Marta y Fran se conocieron el primer día de instituto.
Ella, fiel a su costumbre, había llegado pronto. No quería llamar la atención. En el pasillo repasó las listas y comprobó que por apellido, García García, qué original, iba a pertenecer a 1º A. Un rótulo sobre la última puerta al final del pasillo indicaba el acceso al aula. No conocía a nadie. Todo era nuevo para ella. Había cursado toda la EGB en el colegio de monjas, San Ramón y San Antonio, anejo al Colegio Alemán, que se encontraba muy cercano a su casa. Como con su hermana mayor, sus padres decidieron que con catorce años sería bueno que hiciese el bachillerato en un centro público de prestigio, el Ramiro de Maeztu. La grata experiencia con la primera de sus hijas les había animado, pese a la oposición de la pequeña que no quería abandonar ni su cole ni por supuesto a sus amigas.
Un saludo breve dio paso a una conversación intrascendente con dos de sus nuevas compañeras que indagaron sobre su procedencia y averiguaron que el verano lo había pasado con su familia en la casa de Calpe.
Cuando la tutora, la profesora de Historia del Arte, iba a entrar en el aula observó que un chico moreno con el pelo al uno, espigado y fibroso que llegaba sin aliento con el tiempo justo le cedía cortésmente el paso, para luego tomar asiento dos pupitres delante del suyo. Enseguida se dio cuenta de que el chaval tenía tirón. Chocó las palmas con los de alrededor, recibió un par de collejas cariñosas y le tantearon con preguntas, ¿qué pasa Frankie? ¿qué tal las vacaciones? ¿has crecido, no?
Hasta el primer descanso Francisco Aguilar no reparó en la chica pelirroja que desde sus grandes ojos color chocolate derretido le observaba tímida.

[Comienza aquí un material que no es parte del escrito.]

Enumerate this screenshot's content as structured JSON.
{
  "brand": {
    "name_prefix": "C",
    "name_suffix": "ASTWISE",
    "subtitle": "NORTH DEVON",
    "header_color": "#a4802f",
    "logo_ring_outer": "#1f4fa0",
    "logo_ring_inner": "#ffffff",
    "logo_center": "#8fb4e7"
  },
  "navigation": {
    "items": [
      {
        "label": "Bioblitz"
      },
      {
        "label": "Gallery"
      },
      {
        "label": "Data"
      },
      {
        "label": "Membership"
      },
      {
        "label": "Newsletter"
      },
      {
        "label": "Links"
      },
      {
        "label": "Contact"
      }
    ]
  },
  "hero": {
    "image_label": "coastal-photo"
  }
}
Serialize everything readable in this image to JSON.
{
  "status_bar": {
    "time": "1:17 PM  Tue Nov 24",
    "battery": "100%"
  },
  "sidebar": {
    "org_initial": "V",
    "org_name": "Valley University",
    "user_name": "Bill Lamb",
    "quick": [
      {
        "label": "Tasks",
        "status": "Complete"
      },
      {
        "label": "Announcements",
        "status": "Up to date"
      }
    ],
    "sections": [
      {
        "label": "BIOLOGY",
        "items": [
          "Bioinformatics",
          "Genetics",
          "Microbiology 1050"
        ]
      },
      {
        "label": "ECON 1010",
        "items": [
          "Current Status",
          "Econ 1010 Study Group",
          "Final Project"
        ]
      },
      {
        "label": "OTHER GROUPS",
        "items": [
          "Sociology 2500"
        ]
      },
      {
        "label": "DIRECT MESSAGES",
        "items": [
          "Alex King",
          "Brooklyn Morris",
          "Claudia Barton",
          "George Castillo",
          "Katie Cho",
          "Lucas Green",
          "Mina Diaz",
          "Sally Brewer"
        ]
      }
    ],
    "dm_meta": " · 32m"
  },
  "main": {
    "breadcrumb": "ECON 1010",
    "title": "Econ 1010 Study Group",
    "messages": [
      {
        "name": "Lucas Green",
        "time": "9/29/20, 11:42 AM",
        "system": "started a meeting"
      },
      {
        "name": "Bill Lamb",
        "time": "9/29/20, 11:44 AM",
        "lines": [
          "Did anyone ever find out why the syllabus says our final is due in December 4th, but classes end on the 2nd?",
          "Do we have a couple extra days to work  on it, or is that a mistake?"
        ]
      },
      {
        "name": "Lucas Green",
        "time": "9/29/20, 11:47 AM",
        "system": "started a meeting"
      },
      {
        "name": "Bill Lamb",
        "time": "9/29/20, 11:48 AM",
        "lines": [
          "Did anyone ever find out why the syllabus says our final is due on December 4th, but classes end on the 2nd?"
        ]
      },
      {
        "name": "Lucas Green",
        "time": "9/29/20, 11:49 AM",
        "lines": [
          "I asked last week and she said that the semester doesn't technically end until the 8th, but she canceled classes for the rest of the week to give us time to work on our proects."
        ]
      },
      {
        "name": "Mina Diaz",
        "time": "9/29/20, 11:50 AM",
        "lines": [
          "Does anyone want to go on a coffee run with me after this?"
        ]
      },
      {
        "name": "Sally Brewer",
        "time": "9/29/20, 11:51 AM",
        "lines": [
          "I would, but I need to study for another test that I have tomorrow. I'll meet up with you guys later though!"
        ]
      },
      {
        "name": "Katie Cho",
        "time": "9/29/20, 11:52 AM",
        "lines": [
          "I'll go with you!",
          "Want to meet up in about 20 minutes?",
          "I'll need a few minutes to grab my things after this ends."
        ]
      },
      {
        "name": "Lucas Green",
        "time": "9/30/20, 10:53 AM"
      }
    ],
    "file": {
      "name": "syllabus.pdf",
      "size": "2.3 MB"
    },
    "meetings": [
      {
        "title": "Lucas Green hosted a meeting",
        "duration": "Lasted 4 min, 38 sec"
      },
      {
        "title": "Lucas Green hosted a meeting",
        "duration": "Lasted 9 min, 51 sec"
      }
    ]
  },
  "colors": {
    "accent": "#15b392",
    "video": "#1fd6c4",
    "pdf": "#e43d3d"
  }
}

Cuando a media mañana el timbre anunció la hora del recreo se acercó a ella decidido:
- Hola soy Fran ¿y tú?
- Yo Marta y soy nueva.
- Pues bienvenida. Ya verás cómo te va a gustar el instituto.
Javier Alegre, un chico argentino de aire despistado que durante las primeras horas se había sentado a la derecha de Fran interrumpió la conversación:
- Vamos tío, que luego nos quitan la cancha.
- Perdona Marta, pero me tengo que marchar. Luego te veo. – se disculpó Fran.
Cuando ya se iban, Fran se giró y señaló a su amigo:
- Éste maleducado es Ale y es un boludo bastante majo- casi gritó Fran, que al poco recibió un pescozón.
- Pues encantada – respondió sonriente mientras los veía alejarse.
La misma rutina se repetía durante años. La pachanga del recreo era sagrada y había que llegar pronto para coger campo. A veces, si los partidos eran de nivel, se paralizaba el patio y la gente dejaba de jugar para ver a los buenos que, a pesar de que lo tenían prohibido por sus entrenadores, jugaban en Mini, en canastas pequeñas. Algunos de ellos todavía recuerdan hoy, ya profesionales, aquellos como los mejores partidos de su vida.